Bij de gesprekken wordt (UTC+0) weergeven. Bij de weergeven tijdstippen dient een uur te worden opgeteld.
Op 12 december 2013 om 19:46-20:00 UTC vindt het volgende gesprek plaats tussen de gebruiker van het nummer [telefoonnummer 1] (het hof begrijpt hier en hierna: [betrokkene 3] ) en [telefoonnummer 4] @s.whatsapp.net + [telefoonnummer 4] (het hof begrijpt hier en hierna: [betrokkene 2] ).
[betrokkene 3] : ‘Sommige mensen hebben op dit moment 5 ton contant. Ik heb dat ding nodig. Om bij hun in huis op bezoek te gaan, begrijp je.’
[betrokkene 2] (het hof begrijpt hier en hierna: [betrokkene 2] ): ‘Goed/ja/ok'
[betrokkene 3] : ‘Ok, regel het voor mij zus. Kan jij contact met de [naam] nemen? Alsjeblieft ik heb hem nu nodig, ga hem halen en praat met [betrokkene 5] , ik reken op jou.’
[betrokkene 2] : ja
[betrokkene 3] : ok cool
[betrokkene 2] : [telefoonnummer 5]
Op 12 december 2013 om 20:47 - 23:40 UTC vindt het volgende gesprek plaats tussen de gebruiker van het nummer [telefoonnummer 1] en [telefoonnummer 4] @s.whatsapp.net + [telefoonnummer 4] .
[betrokkene 2] : ‘Mijn oom belt me voor jou.
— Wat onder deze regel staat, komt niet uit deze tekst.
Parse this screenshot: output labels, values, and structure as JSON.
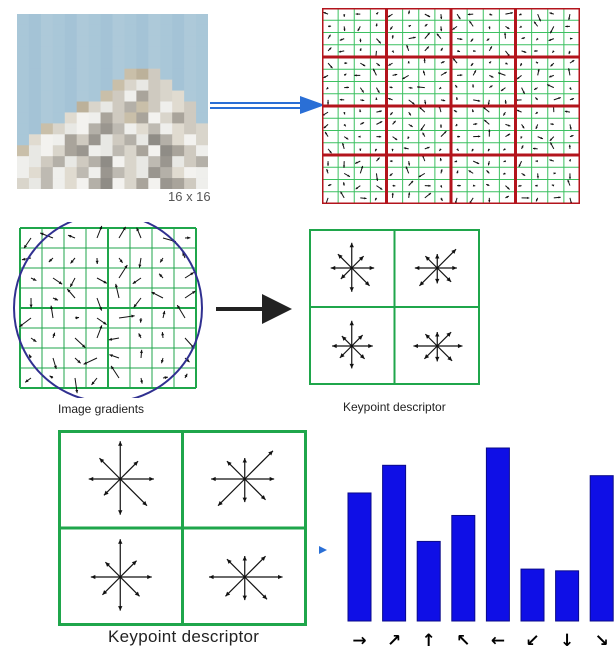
{
  "patch": {
    "size_label": "16 x 16",
    "sky_color": "#a9c7d8",
    "pixels": [
      "SSSSSSSSSSSSSSSS",
      "SSSSSSSSSSSSSSSS",
      "SSSSSSSSSSSSSSSS",
      "SSSSSSSSSSSSSSSS",
      "SSSSSSSSSSSSSSSS",
      "SSSSSSSSSTTLSSSS",
      "SSSSSSSSTLWLLSSS",
      "SSSSSSSTLWGLLLSS",
      "SSSSSTLWLGTLWLLS",
      "SSSSLWWGLTGWLGLS",
      "SSTLWWGDGWLGWLLL",
      "SLWWGLDWLGWDGLWL",
      "TWWLGDWWGLGWDGLW",
      "WWLGWLGDWLWGDWLG",
      "WLGWLGWDGLWDGLWW",
      "LWGWLWGDWLGWDGLW"
    ]
  },
  "top_grid": {
    "border_color": "#b3141c",
    "line_color": "#3cc060"
  },
  "gradient_panel": {
    "label": "Image gradients",
    "border_color": "#1fa64b",
    "circle_color": "#303090"
  },
  "keypoint_small": {
    "label": "Keypoint descriptor",
    "border_color": "#1fa64b"
  },
  "keypoint_large": {
    "label": "Keypoint descriptor",
    "border_color": "#1fa64b"
  },
  "connector_color": "#2a6fd6",
  "chart_data": {
    "type": "bar",
    "categories": [
      "→",
      "↗",
      "↑",
      "↖",
      "←",
      "↙",
      "↓",
      "↘"
    ],
    "values": [
      0.74,
      0.9,
      0.46,
      0.61,
      1.0,
      0.3,
      0.29,
      0.84
    ],
    "bar_color": "#0f0fe6",
    "title": "",
    "xlabel": "",
    "ylabel": ""
  }
}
Wat moet ik mijn oom eigenlijk zeggen.’
[betrokkene 3] : ‘Vertel hem dat meer dan 8 ton in het huis ligt, nu meteen. Het moet vanavond gebeuren of morgen, daarna gaat het weg. Zeg tegen hem om jou het nu meteen te laten weten als hij mee in zee gaat, want we zijn al met vier.’
[betrokkene 2] : ‘ [telefoonnummer 6] . Hij zegt vandaag. Jij moet hem bellen.’
Op 12 december 2013 om 23:46 UTC vindt het volgende gesprek plaats tussen de gebruiker van het nummer [telefoonnummer 1] en [telefoonnummer 4] @s.whatsapp.net + [telefoonnummer 4] .
[betrokkene 3] : ‘Ik ben daar in de ochtend, ok?’
[betrokkene 2] : ‘Ok.’
Op 13 december 2013 om 07:33 UTC vindt het volgende gesprek plaats tussen de gebruiker van het nummer [telefoonnummer 1] en [telefoonnummer 4] @s.whatsapp.net + [telefoonnummer 4] .
[betrokkene 3] : ‘Ik ben jouw oom aan het bellen. Hij neemt niet op.’
Op 13 december 2013 om 19:26 UTC vindt het volgende gesprek plaats tussen de gebruiker van het nummer [telefoonnummer 1] en [telefoonnummer 4] @s.whatsapp.net + [telefoonnummer 4] .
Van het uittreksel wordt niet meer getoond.